En obtenant le soutien de 39 pays africains sur 54, le Maroc reprend
donc sa place au sein de l’organisation panafricaine. Ses dirigeants
revendiquent une victoire diplomatique majeure contre l’Algérie, soutien
de première date de la RASD. Il est vrai qu’Alger n’a pu empêcher ce
retour, malgré l’aide active de l’Afrique du sud mais aussi du Nigeria,
du Zimbabwe et de l’Angola. Ces alliés traditionnels de l’Algérie sont
demeurés fidèles à leur lecture « coloniale » du conflit sans parvenir à
convaincre d’autres pays du continent.
Il faut dire que, de l’autre côté, le Maroc a déployé une stratégie
de bulldozer, incarnée notamment par les multiples périples africains de
Mohammed VI, accompagné par d’imposantes délégations d’hommes
d’affaires. « Il y a quatre ans, le Maroc a compris que le contexte était idéal pour passer à l’offensive »,
confirme un diplomate tunisien, bon connaisseur des coulisses de l’UA.

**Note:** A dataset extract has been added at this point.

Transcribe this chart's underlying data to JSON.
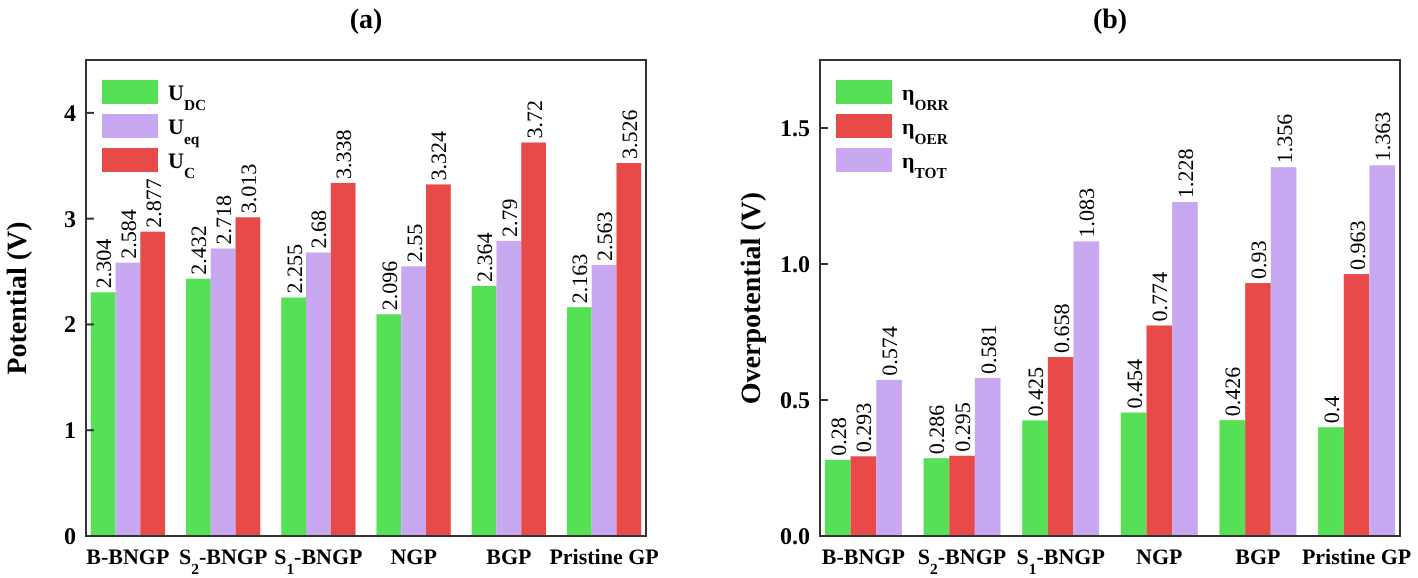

De fait, le rival algérien était pénalisé par l’état de santé du
président Abdelaziz Bouteflika, incapable de faire la tournée des
capitales africaines indécises sur la question saharaouie. « En
Afrique, le relationnel entre chef d’État compte beaucoup. Quand un
président ou un roi vous rend visite pour vous convaincre de le
soutenir, ce n’est pas la même chose que lorsque c’est un ministre des
affaires étrangères qui le fait ».
Du coup, le discours algérien concernant le retour du Maroc au sein
de l’UA consiste désormais à présenter ce dernier comme une… victoire
algéro-sahraouie. En effet, Alger pointe avec raison le fait que rien
n’a changé depuis 1984 : la RASD n’a jamais quitté l’OUA et fait
toujours partie de l’UA dont elle a été membre-fondateur en 2002. « Le roi Hassan II a toujours déclaré que son pays ne reviendrait dans cette institution que si la RASD en était exclue »,
rappelle ainsi un diplomate algérien. Pour ce dernier, et c’est
d’ailleurs le message délivré par nombre d’officiels de son pays, le
retour du Maroc au sein de l’UA équivaut donc à une reconnaissance de la
RASD par le Royaume. Bien entendu, tel n’est pas l’avis de la partie
marocaine pour qui faire partie d’une organisation ne signifie pas en
reconnaître tous les membres. Et de citer la majorité des pays arabes
qui ont adhéré à l’Organisation des Nations unies (ONU) mais qui n’ont
pas de relations diplomatiques — du moins pas officiellement — avec
Israël.
Nasser Bourita, le ministre marocain délégué aux affaires étrangères,
affirme d’ailleurs que son pays ne reconnaîtra jamais la RASD, qu’il
qualifie d’« entité fantoche » et assure que Rabat « redoublera
d’efforts pour que la petite minorité de pays, notamment africains,
qui la reconnaissent encore, fassent évoluer leur position dans le sens
de la légalité internationale et des réalités géopolitiques ». Un
propos qui laisse entrevoir une longue bataille de positions au sein de
l’UA. Il faut s’attendre à ce que le Maroc tente de délégitimer la
présence de la RASD au sein de l’organisation. Déjà, certains de ses
représentants ont avancé un premier argument en affirmant que l’UA ne
pouvait admettre en son sein que des États reconnus par la communauté
internationale et l’ONU. Or, la RASD n’est pas membre des Nations unies.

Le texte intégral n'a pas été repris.